Les garanties des dépôts dans le détail

Comptes de dépôts (comptes courants, sur livret, à terme, PEL et CEL,…) 

Garant : FGDR (garantie des dépôts)

Montant de la garantie : 100.000 euros

Le FGDR distinguera si nécessaire les comptes liés à l'activité professionnelle (pour une personne en EURL ou EIRL) des comptes personnels (chaque type de fonds est alors couvert à hauteur de 100.000 euros par établissement). Il identifie aussi la part qui revient à chaque détenteur dans les comptes joints.

 

Livrets réglementés (Livret A, LDD, LEP) 

Garant : Etat

Montant de la garantie : totalité des encours

Cette garantie est distincte et s'ajoute à celle de 100.000 euros des dépôts. Une indemnisation ne dépend pas des fonds directs du FGDR.

 

Titres (actions, obligations, SICAV, instruments financiers) 

Garant : FGDR (garantie des titres)

Montant de la garantie : 70.000 euros (titres) + 70.000/100.000 euros (espèces associées)
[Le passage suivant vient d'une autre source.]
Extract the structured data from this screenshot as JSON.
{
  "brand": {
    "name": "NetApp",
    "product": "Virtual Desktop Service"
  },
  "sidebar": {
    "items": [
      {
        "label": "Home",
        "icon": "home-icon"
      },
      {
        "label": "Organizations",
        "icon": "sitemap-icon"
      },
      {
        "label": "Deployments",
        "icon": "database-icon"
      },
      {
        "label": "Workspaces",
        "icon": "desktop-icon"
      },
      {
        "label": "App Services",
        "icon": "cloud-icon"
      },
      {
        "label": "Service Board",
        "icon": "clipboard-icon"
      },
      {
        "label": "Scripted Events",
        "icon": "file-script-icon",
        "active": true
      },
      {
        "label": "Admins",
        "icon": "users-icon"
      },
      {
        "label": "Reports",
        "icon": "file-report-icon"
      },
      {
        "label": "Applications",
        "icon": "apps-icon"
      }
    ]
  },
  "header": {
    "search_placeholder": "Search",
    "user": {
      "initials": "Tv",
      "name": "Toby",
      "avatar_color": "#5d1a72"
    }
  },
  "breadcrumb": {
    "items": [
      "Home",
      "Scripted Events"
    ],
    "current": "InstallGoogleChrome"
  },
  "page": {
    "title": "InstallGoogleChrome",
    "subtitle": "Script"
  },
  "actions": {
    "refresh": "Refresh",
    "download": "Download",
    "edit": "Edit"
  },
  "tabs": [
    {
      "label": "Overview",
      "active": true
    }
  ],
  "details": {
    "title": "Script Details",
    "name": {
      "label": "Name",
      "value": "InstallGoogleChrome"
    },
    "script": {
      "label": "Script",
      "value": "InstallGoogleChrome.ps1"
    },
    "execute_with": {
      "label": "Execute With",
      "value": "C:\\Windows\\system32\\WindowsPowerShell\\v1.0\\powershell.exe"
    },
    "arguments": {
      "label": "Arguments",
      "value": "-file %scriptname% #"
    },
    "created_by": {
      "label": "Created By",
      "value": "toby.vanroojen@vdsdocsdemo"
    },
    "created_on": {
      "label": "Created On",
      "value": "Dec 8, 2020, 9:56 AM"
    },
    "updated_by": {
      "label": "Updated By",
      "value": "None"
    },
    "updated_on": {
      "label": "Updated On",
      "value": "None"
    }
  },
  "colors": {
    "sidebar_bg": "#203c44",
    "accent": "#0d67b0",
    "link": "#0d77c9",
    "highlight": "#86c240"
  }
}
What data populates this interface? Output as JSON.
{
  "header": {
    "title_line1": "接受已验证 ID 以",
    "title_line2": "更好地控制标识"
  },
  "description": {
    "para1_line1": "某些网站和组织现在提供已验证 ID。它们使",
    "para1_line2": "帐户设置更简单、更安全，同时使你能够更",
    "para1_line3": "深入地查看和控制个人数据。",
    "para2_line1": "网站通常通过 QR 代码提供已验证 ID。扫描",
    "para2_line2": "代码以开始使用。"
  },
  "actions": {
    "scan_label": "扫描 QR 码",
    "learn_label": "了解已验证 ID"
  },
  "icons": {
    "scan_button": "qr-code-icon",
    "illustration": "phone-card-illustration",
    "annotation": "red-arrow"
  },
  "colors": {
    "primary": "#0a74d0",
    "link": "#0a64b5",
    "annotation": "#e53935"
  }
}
Ne fonctionne que si votre établissement fait faillite et qu'il est dans l'incapacité de vous rétrocéder vos titres de propriété. La garantie ne concerne pas une éventuelle perte sur les marchés (même totale). Les espèces associées aux comptes-titres intègrent l'assiette de la garantie des dépôts (100 000 euros pour une banque, 70 000 euros sinon).

 

Assurance-vie

Garant : Fonds de garantie des assurances de personnes, Fonds national de garantie (mutuelles) ou Fonds paritaire de garantie des institutions de prévoyance

Montant de la garantie : 70.000 ou 90.000 euros

Garantie distincte et qui s'ajoute à la garantie des dépôts. Elle ne couvre que la faillite de l'assureur (ou de l'institut de prévoyance), et non celle du distributeur du contrat. Elle va jusqu'à 70 000 euros pour toutes les prestations, sauf les rentes résultant de contrats d'assurance en cas de décès et les rentes d'incapacité et d'invalidité (le plafond d'indemnisation est alors de 90 000 euros).